Russell Williamson

Personal information
- Full name: Russell Ian Williamson
- Date of birth: 17 March 1980 (age 46)
- Place of birth: Loughton, England
- Position: Midfielder

Youth career
- Wimbledon

Senior career*
- Years: Team / Apps / (Gls)
- 1998–2000: Wimbledon / 0 / (0)
- 2000–2001: Southend United / 12 / (0)
- 2001–2002: Chelmsford City / 8 / (0)
- Bishop's Stortford
- Hornchurch
- Billericay Town
- Heybridge Swifts
- Waltham Abbey
- Bishop's Stortford
- Brimsdown Rovers
- Enfield 1893

= Russell Williamson =

English footballer

Russell Ian Williamson (born 17 March 1980) is an English former footballer who played as a midfielder.

==Career==
After progressing through the youth ranks, Williamson signed a professional contract with Wimbledon in June 1998. Upon his release from Wimbledon, Williamson underwent a trial with Scottish club Clyde. In November 2000, Williamson signed for Southend United. During his time at Southend, Williamson made twelve Football League appearances, starting nine times. Williamson scored twice for Southend, coming in FA Cup matches against Torquay United.

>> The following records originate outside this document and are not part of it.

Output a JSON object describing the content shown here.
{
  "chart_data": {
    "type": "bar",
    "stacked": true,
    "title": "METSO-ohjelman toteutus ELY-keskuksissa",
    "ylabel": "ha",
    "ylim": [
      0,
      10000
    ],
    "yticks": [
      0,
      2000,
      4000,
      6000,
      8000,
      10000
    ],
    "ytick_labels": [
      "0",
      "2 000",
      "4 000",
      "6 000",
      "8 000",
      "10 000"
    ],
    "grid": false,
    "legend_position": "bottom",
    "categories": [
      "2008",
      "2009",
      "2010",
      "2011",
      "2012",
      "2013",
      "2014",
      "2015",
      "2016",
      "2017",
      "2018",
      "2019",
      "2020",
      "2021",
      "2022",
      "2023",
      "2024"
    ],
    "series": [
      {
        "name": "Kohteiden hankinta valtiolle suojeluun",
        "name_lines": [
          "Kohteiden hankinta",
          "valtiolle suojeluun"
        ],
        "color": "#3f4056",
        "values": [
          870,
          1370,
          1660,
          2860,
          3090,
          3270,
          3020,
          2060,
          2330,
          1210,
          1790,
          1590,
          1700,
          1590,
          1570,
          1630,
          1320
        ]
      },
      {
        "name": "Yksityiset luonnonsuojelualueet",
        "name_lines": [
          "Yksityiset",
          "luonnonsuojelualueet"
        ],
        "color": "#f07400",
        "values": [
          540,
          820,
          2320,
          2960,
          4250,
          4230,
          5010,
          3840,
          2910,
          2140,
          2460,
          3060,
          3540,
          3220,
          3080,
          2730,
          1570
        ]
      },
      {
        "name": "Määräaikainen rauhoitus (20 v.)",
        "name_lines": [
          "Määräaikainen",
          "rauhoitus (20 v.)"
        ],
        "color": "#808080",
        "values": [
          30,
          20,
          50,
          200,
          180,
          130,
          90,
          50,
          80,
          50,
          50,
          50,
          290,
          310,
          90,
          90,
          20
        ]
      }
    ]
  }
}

Following his spell with Southend, Williamson dropped into Non-League football, playing for Chelmsford City, Bishop's Stortford, Hornchurch, Billericay Town, Heybridge Swifts, Waltham Abbey, Brimsdown Rovers and Enfield 1893.

During the 2009–10 season, Owusu played alongside former Wimbledon and Chelmsford teammate Ansah Owusu for Larsens in the Waltham Sunday Football League.